Walter shook his head. “The hard part is over. All we need now is to load up the U-Haul and follow Ben to the farm.”
Brianna rolled her eyes. “Have you forgotten how much medicine is back there?”
“The girl has a point.” Larkin rolled his shoulders. “I vote for Craig to take the first shift.”
“All by himself?”
“Sure beats me doing it.” He leaned back against the truck’s sidewall, blocking a picture of a Doppler radar forecast. Walter leaned over to read it. “Oklahoma Center for Weather Research, Forecasting & Education.” He shook his head. “Not a lot of jobs for weathermen now.”
Colt licked his finger and stuck it in the air. “Forecast for the next two months: cold enough to freeze the balls off a pool table.” He jerked his head toward the hospital. “Let’s get on with it.”
Walter ducked his head and smiled. Even if they disagreed on the best method to secure the medicine, he’d grown to love every member of his new family and was thankful to know them. He followed the men inside where Craig and Ben Jacobson were positioned at the entrance to the pharmacy.
“Our apologies on the delay. Roads were a little slippery.”
“Understood.” Ben turned toward the fire doors. They were bent off their hinges.
Walter frowned. “Did you break them down to get in?”
“Someone beat us to it.” Craig frowned. “When Brianna and I got here, the doors were wide open, but that wasn’t the worst of it.”
“What was?”
Craig’s mouth turned down in a grimace. “Some jerk boobytrapped the pharmacy with a smoke grenade. I about shot my own foot off reaching for my gun.”
“Anyone inside?”
“Nope. But whoever it was messed the place up pretty good and cleared most of a shelf.”
“What did they take?”
“A little bit of everything. No rhyme or reason to it that we could see.”
Walter nodded. “Amateurs. Not someone familiar with medicine.”
Larkin chimed in. “Could have been the guy we fought off. He didn’t look like a medical professional if you know what I mean.”
Ben agreed. “That’s what we figure. He got in, grabbed what he could and left behind a parting gift.”
“That could mean he’s gone for good.”
Larkin shook his head. “Or that he’s shown his boss the haul and they’re planning to take the rest any minute. That guy wouldn’t have gone through all the work to get in just to take an armful and leave. He’ll be back.”
“Then we need to hurry.” Walter strode into the pharmacy. His daughter stood in the back, pulling an armful of medicine off a shelf. He hurried over and waited until she dumped the medicine in the box before gi
ving her a hug. “Are you all right?”
Madison nodded. “I’m fine.” She pointed to a row of boxes closest to the door. “You can start with those.”

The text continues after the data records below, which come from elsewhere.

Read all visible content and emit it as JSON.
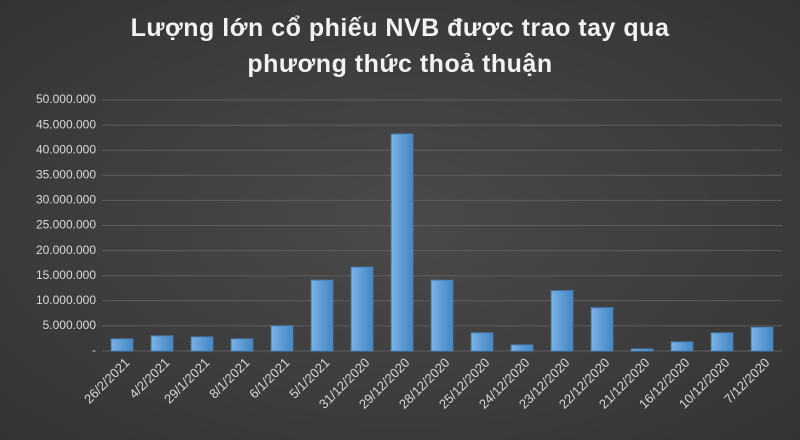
{
  "chart_data": {
    "type": "bar",
    "title": "Lượng lớn cổ phiếu NVB được trao tay qua phương thức thoả thuận",
    "categories": [
      "26/2/2021",
      "4/2/2021",
      "29/1/2021",
      "8/1/2021",
      "6/1/2021",
      "5/1/2021",
      "31/12/2020",
      "29/12/2020",
      "28/12/2020",
      "25/12/2020",
      "24/12/2020",
      "23/12/2020",
      "22/12/2020",
      "21/12/2020",
      "16/12/2020",
      "10/12/2020",
      "7/12/2020"
    ],
    "values": [
      2400000,
      3000000,
      2800000,
      2400000,
      5000000,
      14100000,
      16700000,
      43200000,
      14100000,
      3600000,
      1200000,
      12000000,
      8600000,
      400000,
      1800000,
      3600000,
      4700000
    ],
    "color": "#5b9bd5",
    "ylim": [
      0,
      50000000
    ],
    "yticks": [
      {
        "value": 0,
        "label": "-"
      },
      {
        "value": 5000000,
        "label": "5.000.000"
      },
      {
        "value": 10000000,
        "label": "10.000.000"
      },
      {
        "value": 15000000,
        "label": "15.000.000"
      },
      {
        "value": 20000000,
        "label": "20.000.000"
      },
      {
        "value": 25000000,
        "label": "25.000.000"
      },
      {
        "value": 30000000,
        "label": "30.000.000"
      },
      {
        "value": 35000000,
        "label": "35.000.000"
      },
      {
        "value": 40000000,
        "label": "40.000.000"
      },
      {
        "value": 45000000,
        "label": "45.000.000"
      },
      {
        "value": 50000000,
        "label": "50.000.000"
      }
    ],
    "grid": true
  }
}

Walter smiled. Madison was all business and Walter appreciated it. He stepped over to the first box and picked it up. It was labeled Acarbose to Dibucaine. “What’s in here?”
“All the drugs that would fit in the box from the first shelf.” Madison waved at the rest of the pharmacy. “Everything’s alphabetical by generic name.”

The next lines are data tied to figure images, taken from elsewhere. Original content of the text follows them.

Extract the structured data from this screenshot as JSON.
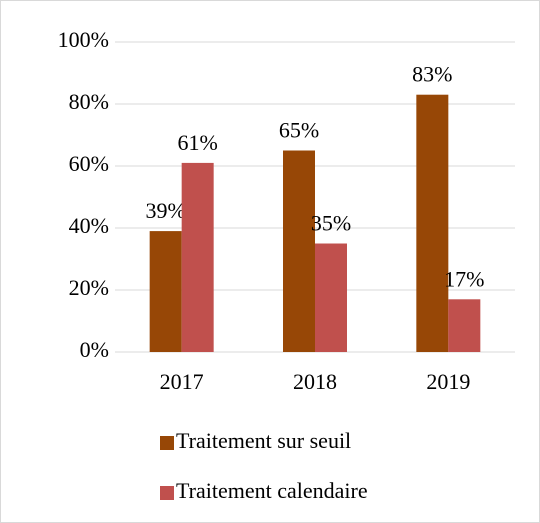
{
  "chart_data": {
    "type": "bar",
    "categories": [
      "2017",
      "2018",
      "2019"
    ],
    "series": [
      {
        "name": "Traitement sur seuil",
        "color": "#974706",
        "values": [
          39,
          65,
          83
        ],
        "value_labels": [
          "39%",
          "65%",
          "83%"
        ]
      },
      {
        "name": "Traitement calendaire",
        "color": "#c0504d",
        "values": [
          61,
          35,
          17
        ],
        "value_labels": [
          "61%",
          "35%",
          "17%"
        ]
      }
    ],
    "ylim": [
      0,
      100
    ],
    "yticks": [
      {
        "value": 0,
        "label": "0%"
      },
      {
        "value": 20,
        "label": "20%"
      },
      {
        "value": 40,
        "label": "40%"
      },
      {
        "value": 60,
        "label": "60%"
      },
      {
        "value": 80,
        "label": "80%"
      },
      {
        "value": 100,
        "label": "100%"
      }
    ],
    "grid": true,
    "legend": "bottom"
  }
}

Walter nodded in understanding before carrying the box past Larkin and Colt, who lined up to take a load. Without a medical professional like Heather Jacobson or at least a drug index, he wouldn’t know what ninety-nine percent of the drugs in the pharmacy even were. He’d be liable to kill someone with the wrong drug before he helped.
It was another reason they needed to keep the alliance with the Jacobsons on good terms. Heather was one of the most useful people around for miles. Maybe even in the entire state.
Craig caught up with him, carrying two boxes stacked on top of each other. “Thanks for driving down here. Larkin said it wasn’t easy.”
Walter smiled. “You’re welcome. Thanks for protecting the pharmacy.” He set the box on the truck bed and Brianna picked it up and carried it into the back. Craig did the same and they walked side-by-side back toward the pharmacy. “How’s Daniel?”
“Stable. Heather says he’s lucky they found him when they did. If Tracy hadn’t kept pressure on his wound, he’d have bled out for sure.”
“Sorry about John.”
Craig nodded and the pair lapsed into silence, carting box after box out to the truck for Brianna to pack away.
The sun hung high in the sky by the time the last box made it into the truck. Walter leaned against the side and chugged a bottle of water. “I’m glad that’s over with.”
Larkin looked up at the countless stacks of boxes. “Now comes the hard part.” He grimaced. “We have to drive it uphill.”